Washington Mystics' star Elena Delle Donne must make a difficult decision between risking her health to play basketball or forfeit her WNBA salary.

She hopes that the decision by independent doctors to deny her medical opt-out request didn't stem from her value and status within the WNBA. 

The two-time WNBA MVP joined SportsCenter after making a strong statement Wednesday in her Players' Tribune article

Host Elle Dunce asked Delle Donne if her prominence in the sport weighed into the league's decision to not allow her to sit out and receive pay despite her noted issues with Lyme disease. 

"I'm not sure and I really hope it didn't," Delle Donne said. "I would hope they would treat me as 'Player X' and they see that I've been treated for something for nine years. They've seen my bloodwork. I submitted everything. So, I really hope that wasn't the reason why this happened."


Of course, losing someone of Delle Donne's magnitude will hurt the competitiveness and draw of the league. Last season, Delle Donne won the league's MVP award while leading a prolific Mystics' offense to the organization's first WNBA championship. 
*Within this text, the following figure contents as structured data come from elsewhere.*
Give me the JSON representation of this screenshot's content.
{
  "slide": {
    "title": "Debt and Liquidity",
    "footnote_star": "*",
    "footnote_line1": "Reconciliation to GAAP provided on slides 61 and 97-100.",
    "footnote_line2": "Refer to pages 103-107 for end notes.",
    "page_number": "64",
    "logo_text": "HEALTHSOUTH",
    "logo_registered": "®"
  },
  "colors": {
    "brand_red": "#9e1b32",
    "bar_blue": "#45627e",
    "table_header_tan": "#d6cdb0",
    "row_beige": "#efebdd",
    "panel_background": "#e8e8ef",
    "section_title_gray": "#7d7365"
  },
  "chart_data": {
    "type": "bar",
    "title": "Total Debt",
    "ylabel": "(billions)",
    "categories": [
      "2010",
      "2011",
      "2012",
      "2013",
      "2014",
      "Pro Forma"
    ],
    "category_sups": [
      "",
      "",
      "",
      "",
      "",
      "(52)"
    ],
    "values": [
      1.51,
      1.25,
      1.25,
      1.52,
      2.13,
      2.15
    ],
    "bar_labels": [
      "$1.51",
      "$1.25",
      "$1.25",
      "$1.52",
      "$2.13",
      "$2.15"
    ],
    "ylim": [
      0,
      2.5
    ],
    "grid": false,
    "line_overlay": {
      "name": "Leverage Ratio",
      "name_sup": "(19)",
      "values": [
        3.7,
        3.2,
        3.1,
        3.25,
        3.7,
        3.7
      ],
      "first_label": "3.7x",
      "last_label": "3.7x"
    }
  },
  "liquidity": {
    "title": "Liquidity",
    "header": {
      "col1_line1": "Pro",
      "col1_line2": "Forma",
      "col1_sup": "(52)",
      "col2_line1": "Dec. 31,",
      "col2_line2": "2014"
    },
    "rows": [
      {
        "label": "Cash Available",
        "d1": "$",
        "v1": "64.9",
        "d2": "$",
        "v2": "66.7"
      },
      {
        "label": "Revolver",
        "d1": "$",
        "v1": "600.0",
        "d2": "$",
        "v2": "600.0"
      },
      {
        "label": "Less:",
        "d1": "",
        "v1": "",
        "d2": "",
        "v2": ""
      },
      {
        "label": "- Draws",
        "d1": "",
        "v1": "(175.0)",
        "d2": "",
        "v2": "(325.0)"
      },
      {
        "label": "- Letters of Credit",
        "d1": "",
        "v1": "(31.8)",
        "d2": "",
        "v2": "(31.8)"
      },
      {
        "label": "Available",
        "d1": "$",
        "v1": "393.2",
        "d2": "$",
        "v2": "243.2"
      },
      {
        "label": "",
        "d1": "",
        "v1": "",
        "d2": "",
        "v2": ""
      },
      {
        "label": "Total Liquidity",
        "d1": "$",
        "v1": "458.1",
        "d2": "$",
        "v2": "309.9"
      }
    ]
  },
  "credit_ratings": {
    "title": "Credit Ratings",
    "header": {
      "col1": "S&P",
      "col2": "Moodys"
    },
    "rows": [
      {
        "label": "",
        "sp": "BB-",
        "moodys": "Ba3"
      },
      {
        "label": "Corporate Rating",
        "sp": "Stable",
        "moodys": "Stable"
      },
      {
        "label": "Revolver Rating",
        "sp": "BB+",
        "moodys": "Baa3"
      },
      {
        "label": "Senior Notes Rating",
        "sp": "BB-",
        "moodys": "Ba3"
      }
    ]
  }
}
That all happened while the then-defending champion Seattle Storm were without perennial All-Stars Sue Bird and Breanna Stewart. A year prior that team swept the Mystics. Without Bird and Stewart, no one was able to slow down Washington. 


To avoid this potential conflict of interest, the panel was constructed of three independent doctors separate from the league. Each doctor was approved by the league and the league's player's union, according to multiple reports. 

This panel is used to judge players' health if they are at a higher risk of getting the coronavirus by going to the WNBA's bubble in Bradenton, Fla. If an individual's medical request is approved, they can opt-out while still receiving pay for the year. Since Delle Donne's immune system is compromised due to Lyme disease, it was assumed by many that she would be granted her request.

"I hope it's doctors just still being unaware of Lyme disease and not having Lyme-literate doctors on that panel because I don't want to believe that's what happened," Delle Donne said. "But, unfortunately, it might be what happened."